Debes tener cuidado, querida.
Baird
(desde la puerta de foro, con
aspereza).– ¡Ven,
Jack! (John vuelve a su lado y
Loving sigue a John. El padre Baird va al vestíbulo, doblando a la
izquierda para subir al gabinete. John se detiene en el umbral y
vuelve los ojos hacia Elsa, con aire asustado. Loving se acerca
a John y se detiene también y la mira, con ojos fríos y sin
remordimiento en su máscara de siniestra burla. Por un momento,
ambos se quedan allí, el uno '¡unto al otro. Luego, John gira sobre
sus talones y sale al vestíbulo, hacia izquierda, siguiendo al
padre Baird. Loving se queda, con los ojos fijos en la nuca de Elsa,
con cruel e implacable apasionamiento. Ella sigue absorta, con
el mismo extraño y fascinado terror. Luego, como obedeciendo- a la
voluntad de Loving, se pone lentamente de pie y pasa con lentitud y
rígido andar ante él y sale al vestíbulo, volviéndose a la
derecha, hacia la entrada del departamento. Por un momento,
Loving la sigue con la mirada. Luego se vuelve y sale al vestíbulo
hacia izquierda, siguiendo al padre Baird y a John al gabinete.)
ESCENA II
Escenario:
El gabinete de John Loving, en el piso alto del departamento. A la
izquierda, primer término, una puerta que lleva a la alcoba de Elsa.

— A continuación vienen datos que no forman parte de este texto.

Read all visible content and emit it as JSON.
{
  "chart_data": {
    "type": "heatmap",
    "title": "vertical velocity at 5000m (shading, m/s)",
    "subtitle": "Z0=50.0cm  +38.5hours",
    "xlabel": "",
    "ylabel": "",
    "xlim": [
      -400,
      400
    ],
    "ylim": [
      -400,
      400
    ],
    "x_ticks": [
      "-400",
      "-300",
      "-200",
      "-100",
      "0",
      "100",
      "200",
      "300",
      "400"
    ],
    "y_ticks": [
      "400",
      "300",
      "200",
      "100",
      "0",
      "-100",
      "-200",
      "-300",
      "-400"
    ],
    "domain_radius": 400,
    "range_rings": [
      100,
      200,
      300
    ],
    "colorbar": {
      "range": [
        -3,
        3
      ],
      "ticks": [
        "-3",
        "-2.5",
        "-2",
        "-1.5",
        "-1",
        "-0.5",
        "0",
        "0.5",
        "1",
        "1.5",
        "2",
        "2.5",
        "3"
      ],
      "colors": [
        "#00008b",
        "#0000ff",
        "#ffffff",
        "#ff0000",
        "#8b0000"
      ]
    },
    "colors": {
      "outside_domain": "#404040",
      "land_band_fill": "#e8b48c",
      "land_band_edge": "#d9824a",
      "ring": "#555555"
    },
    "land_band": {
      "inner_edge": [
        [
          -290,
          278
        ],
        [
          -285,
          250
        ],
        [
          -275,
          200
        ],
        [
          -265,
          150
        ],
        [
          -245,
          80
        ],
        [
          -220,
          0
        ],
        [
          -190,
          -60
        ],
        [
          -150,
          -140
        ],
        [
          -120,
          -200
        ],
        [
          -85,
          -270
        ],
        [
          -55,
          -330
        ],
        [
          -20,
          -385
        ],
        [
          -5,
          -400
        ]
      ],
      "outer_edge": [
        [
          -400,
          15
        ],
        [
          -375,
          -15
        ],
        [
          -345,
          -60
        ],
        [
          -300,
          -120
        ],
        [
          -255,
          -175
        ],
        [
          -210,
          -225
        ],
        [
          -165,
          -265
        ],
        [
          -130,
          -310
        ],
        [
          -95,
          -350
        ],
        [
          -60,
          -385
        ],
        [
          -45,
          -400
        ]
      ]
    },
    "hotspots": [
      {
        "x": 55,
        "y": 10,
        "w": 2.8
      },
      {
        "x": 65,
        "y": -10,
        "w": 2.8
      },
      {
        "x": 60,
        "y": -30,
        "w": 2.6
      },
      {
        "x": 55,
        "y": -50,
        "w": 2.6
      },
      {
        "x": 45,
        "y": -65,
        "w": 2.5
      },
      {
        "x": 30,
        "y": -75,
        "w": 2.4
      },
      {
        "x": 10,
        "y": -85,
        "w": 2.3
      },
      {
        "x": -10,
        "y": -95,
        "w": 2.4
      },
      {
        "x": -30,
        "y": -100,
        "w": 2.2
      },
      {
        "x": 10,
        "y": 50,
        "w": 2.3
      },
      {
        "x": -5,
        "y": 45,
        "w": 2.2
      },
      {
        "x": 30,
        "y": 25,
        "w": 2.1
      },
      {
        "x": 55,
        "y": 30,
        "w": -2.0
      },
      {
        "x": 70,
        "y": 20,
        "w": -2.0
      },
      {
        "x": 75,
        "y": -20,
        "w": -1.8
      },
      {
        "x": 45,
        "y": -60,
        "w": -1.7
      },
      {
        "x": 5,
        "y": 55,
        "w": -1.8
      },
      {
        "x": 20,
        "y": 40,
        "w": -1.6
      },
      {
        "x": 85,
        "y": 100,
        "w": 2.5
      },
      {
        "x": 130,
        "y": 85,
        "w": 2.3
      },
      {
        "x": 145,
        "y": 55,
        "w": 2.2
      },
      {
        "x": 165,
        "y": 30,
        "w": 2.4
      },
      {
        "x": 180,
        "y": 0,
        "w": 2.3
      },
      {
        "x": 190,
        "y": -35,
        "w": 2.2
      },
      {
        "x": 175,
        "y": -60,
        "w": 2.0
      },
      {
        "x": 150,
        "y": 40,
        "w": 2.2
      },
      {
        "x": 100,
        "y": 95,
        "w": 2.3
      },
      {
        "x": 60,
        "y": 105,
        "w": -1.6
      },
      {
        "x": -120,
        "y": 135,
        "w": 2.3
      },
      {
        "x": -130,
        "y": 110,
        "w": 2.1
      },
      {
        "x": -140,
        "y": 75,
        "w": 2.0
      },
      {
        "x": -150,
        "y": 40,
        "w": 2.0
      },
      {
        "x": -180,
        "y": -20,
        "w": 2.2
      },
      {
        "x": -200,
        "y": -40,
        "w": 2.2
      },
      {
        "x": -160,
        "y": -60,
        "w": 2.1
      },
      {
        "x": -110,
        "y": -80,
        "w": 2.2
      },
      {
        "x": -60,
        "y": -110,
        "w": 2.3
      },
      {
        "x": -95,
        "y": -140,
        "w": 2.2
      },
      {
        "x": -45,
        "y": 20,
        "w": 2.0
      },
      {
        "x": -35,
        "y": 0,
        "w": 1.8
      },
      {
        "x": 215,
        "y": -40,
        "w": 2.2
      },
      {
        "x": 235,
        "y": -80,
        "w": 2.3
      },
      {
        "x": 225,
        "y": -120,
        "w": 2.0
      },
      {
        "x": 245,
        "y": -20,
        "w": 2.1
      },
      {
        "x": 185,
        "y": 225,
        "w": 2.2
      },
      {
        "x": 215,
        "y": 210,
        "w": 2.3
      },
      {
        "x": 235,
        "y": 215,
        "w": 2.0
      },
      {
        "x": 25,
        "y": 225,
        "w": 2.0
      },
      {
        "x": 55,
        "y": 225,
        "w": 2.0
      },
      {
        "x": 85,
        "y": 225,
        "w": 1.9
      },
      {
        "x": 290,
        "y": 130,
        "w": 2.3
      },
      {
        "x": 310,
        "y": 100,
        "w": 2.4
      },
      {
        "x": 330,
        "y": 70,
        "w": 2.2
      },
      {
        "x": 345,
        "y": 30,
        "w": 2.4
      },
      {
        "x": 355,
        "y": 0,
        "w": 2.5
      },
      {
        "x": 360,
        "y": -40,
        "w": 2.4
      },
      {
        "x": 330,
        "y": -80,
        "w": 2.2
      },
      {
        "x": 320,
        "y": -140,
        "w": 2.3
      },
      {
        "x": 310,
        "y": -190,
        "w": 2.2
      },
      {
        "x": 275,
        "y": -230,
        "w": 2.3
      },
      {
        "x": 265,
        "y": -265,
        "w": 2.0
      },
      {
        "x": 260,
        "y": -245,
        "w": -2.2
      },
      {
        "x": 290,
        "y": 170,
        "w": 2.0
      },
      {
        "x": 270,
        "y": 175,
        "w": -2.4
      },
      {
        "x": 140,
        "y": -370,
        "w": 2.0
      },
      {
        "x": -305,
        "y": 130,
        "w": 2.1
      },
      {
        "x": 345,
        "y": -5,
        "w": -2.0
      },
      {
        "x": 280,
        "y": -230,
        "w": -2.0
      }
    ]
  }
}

Estantes con libros, adosados a las paredes de foro y derecha. Una
puerta que lleva al pasillo del primer piso, a foro, derecha. Una
larga mesa, con una lampara en el centro, primer término. A la
izquierda de la mesa, una silla. Delante de la mesa, otra silla
análoga. A la derecha, primer término, una chaise-longue que mira a
la izquierda.
En
escena, el padre Baird y Loving. El sacerdote está sentado en la
chaise-longue, John en la silla que está delante de la mesa, Loving
en la que está a la izquierda de ésta. El padre Baird sigue en la
misma, actitud de la escena anterior, con los ojos fijos en el suelo,
la mirada triste y algo severa. El rostro enmascarado de Loving
contempla a John con ojos fríos e inmóviles. John habla con
tono tenso, monótono, insistente. Se diría que habla para no
pensar.
John.–
Escucho a la gente cuando se refiere al colapso universal de hoy y me
maravilla su estúpida cobardía. Es tan evidente que todos se
engañan deliberadamente a sí mismos porque su temor al cambio no
les permite afrontar la verdad... No quieren comprender qué les ha
pasado. Todo lo que desean es reanudar el carroussel de la
ciega codicia. Ya no saben qué quieren hacer de este país, en qué
quieren que se convierta, adonde quieren que vaya. Su patria ha
perdido todo sentido para ellos, sólo es una pocilga. Y por eso, sus
vidas como ciudadanos no tienen principio ni fin. Han perdido el
ideal del País de los Libres. La Libertad exige iniciativa, valor,
la necesidad de decidir qué debe significar la vida para uno. Para
ellos, es el terror. Explican su cobardía espiritual lloriqueando
que la hora del individualismo ha pasado, cuando lo que sucede en
realidad es que su valor para poseer sus propias almas ha muerto...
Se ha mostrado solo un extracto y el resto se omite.